Болдырев скоса посмотрел на Плешко и ухмыльнулся. Плешко пошел к показавшемуся на площади Кабардо.
– Нет, – ответил Кабардо, – писем для товарища Плешко нету. Живу хорошо, прекрасно живу, полной грудью, да…
– К тебе не приезжали?
– Откуда? Нет. Надо думать, и не приедут. А люблю, люблю… – Кабардо взмахнул руками с таким видом, будто он может показать, как он ее любит. Улыбка у него была торжественная.

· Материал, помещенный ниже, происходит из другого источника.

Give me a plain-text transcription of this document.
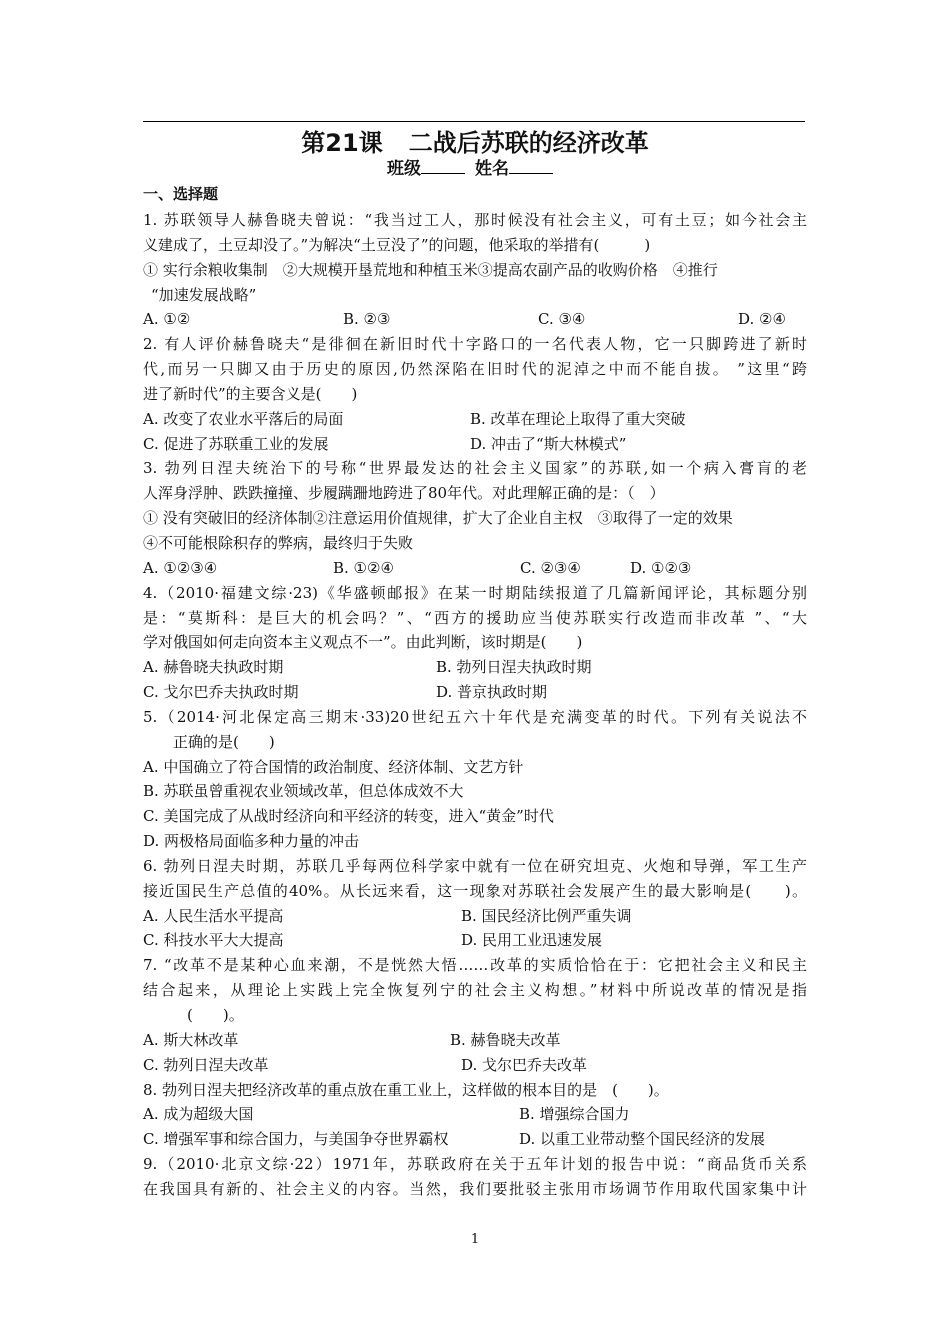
第21课 二战后苏联的经济改革
班级	姓名
一、选择题
1. 苏联领导人赫鲁晓夫曾说：“我当过工人，那时候没有社会主义，可有土豆；如今社会主
义建成了，土豆却没了。”为解决“土豆没了”的问题，他采取的举措有(　　　)
① 实行余粮收集制　②大规模开垦荒地和种植玉米③提高农副产品的收购价格　④推行
“加速发展战略”
A. ①②	B. ②③	C. ③④	D. ②④
2. 有人评价赫鲁晓夫“是徘徊在新旧时代十字路口的一名代表人物，它一只脚跨进了新时
代,而另一只脚又由于历史的原因,仍然深陷在旧时代的泥淖之中而不能自拔。 ”这里“跨
进了新时代”的主要含义是(　　)
A. 改变了农业水平落后的局面	B. 改革在理论上取得了重大突破
C. 促进了苏联重工业的发展	D. 冲击了“斯大林模式”
3. 勃列日涅夫统治下的号称“世界最发达的社会主义国家”的苏联,如一个病入膏肓的老
人浑身浮肿、跌跌撞撞、步履蹒跚地跨进了80年代。对此理解正确的是：（　）
① 没有突破旧的经济体制②注意运用价值规律，扩大了企业自主权　③取得了一定的效果
④不可能根除积存的弊病，最终归于失败
A. ①②③④	B. ①②④	C. ②③④	D. ①②③
4.（2010·福建文综·23)《华盛顿邮报》在某一时期陆续报道了几篇新闻评论，其标题分别
是：“莫斯科：是巨大的机会吗？”、“西方的援助应当使苏联实行改造而非改革 ”、“大
学对俄国如何走向资本主义观点不一”。由此判断，该时期是(　　)
A. 赫鲁晓夫执政时期	B. 勃列日涅夫执政时期
C. 戈尔巴乔夫执政时期	D. 普京执政时期
5.（2014·河北保定高三期末·33)20世纪五六十年代是充满变革的时代。下列有关说法不
正确的是(　　)
A. 中国确立了符合国情的政治制度、经济体制、文艺方针
B. 苏联虽曾重视农业领域改革，但总体成效不大
C. 美国完成了从战时经济向和平经济的转变，进入“黄金”时代
D. 两极格局面临多种力量的冲击
6. 勃列日涅夫时期，苏联几乎每两位科学家中就有一位在研究坦克、火炮和导弹，军工生产
接近国民生产总值的40%。从长远来看，这一现象对苏联社会发展产生的最大影响是(　　)。
A. 人民生活水平提高	B. 国民经济比例严重失调
C. 科技水平大大提高	D. 民用工业迅速发展
7. “改革不是某种心血来潮，不是恍然大悟……改革的实质恰恰在于：它把社会主义和民主
结合起来，从理论上实践上完全恢复列宁的社会主义构想。”材料中所说改革的情况是指
(　　)。
A. 斯大林改革	B. 赫鲁晓夫改革
C. 勃列日涅夫改革	D. 戈尔巴乔夫改革
8. 勃列日涅夫把经济改革的重点放在重工业上，这样做的根本目的是　(　　)。
A. 成为超级大国	B. 增强综合国力
C. 增强军事和综合国力，与美国争夺世界霸权	D. 以重工业带动整个国民经济的发展
9.（2010·北京文综·22）1971年，苏联政府在关于五年计划的报告中说：“商品货币关系
在我国具有新的、社会主义的内容。当然，我们要批驳主张用市场调节作用取代国家集中计
1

Взрыв! Плешко плохо помнил этот взрыв, надолго прервавший жизнь Цепного моста. Кабардо исступленно крикнул ему в окно: «Поляки мост, кажись, Цепной взорвали», – голос его был писклив. Орудия крепости мешали голосу Кабардо. Плешко стоял у окна, совсем в тени маленького кирпичного и давно пустого домика с выбитыми окнами. «Луна дает тени удивительно черные», – подумал Плешко и подумал он оттого, что ему не хотелось думать ни о зареве над городом, ни об ракетах, пляшущих над Днепром и левым берегом. От реки несло волнистой свежестью, и об этой свежести тоже не надо думать. Ему надо стоять и ждать, пока полевой телефон не прошипит, и пока Кабардо не передаст трубку, и пока его не пошлют к крепости. В ограде пустуют палатки политотдела. Эскадрон, которым командует Кабардо, спешился. Кони шумно дышат. По шоссе мимо домика медленно прошла рота. Начальник низенький и сутулый, это может быть и Гавро, и Щербаков. Нет, и Гавро и Щербаков еще в сумерки пошли к крепости…
С вечера орудия поляков бьют по людям, ползущим к крутым скатам правого берега Днепра. Река грязная и противная. Над нею реденькое, как плохой ситчик, небо. И умирать под этим небом и тонуть в этой скучной реке – противно и тяжело.
Из Киево-Печерской цитадели врывается вой польских орудий35. Вой подкрепляют, увеличивают работу укрепления Госпитального и Васильковского. Казармы укреплений плотно набиты польскими солдатами. Солдаты все в хорошей и красивой форме, они долго репетировали под руководством седых, влюбленных в славянство, генералов, оборону крепости. Солдаты необычайно довольны гулом фортов.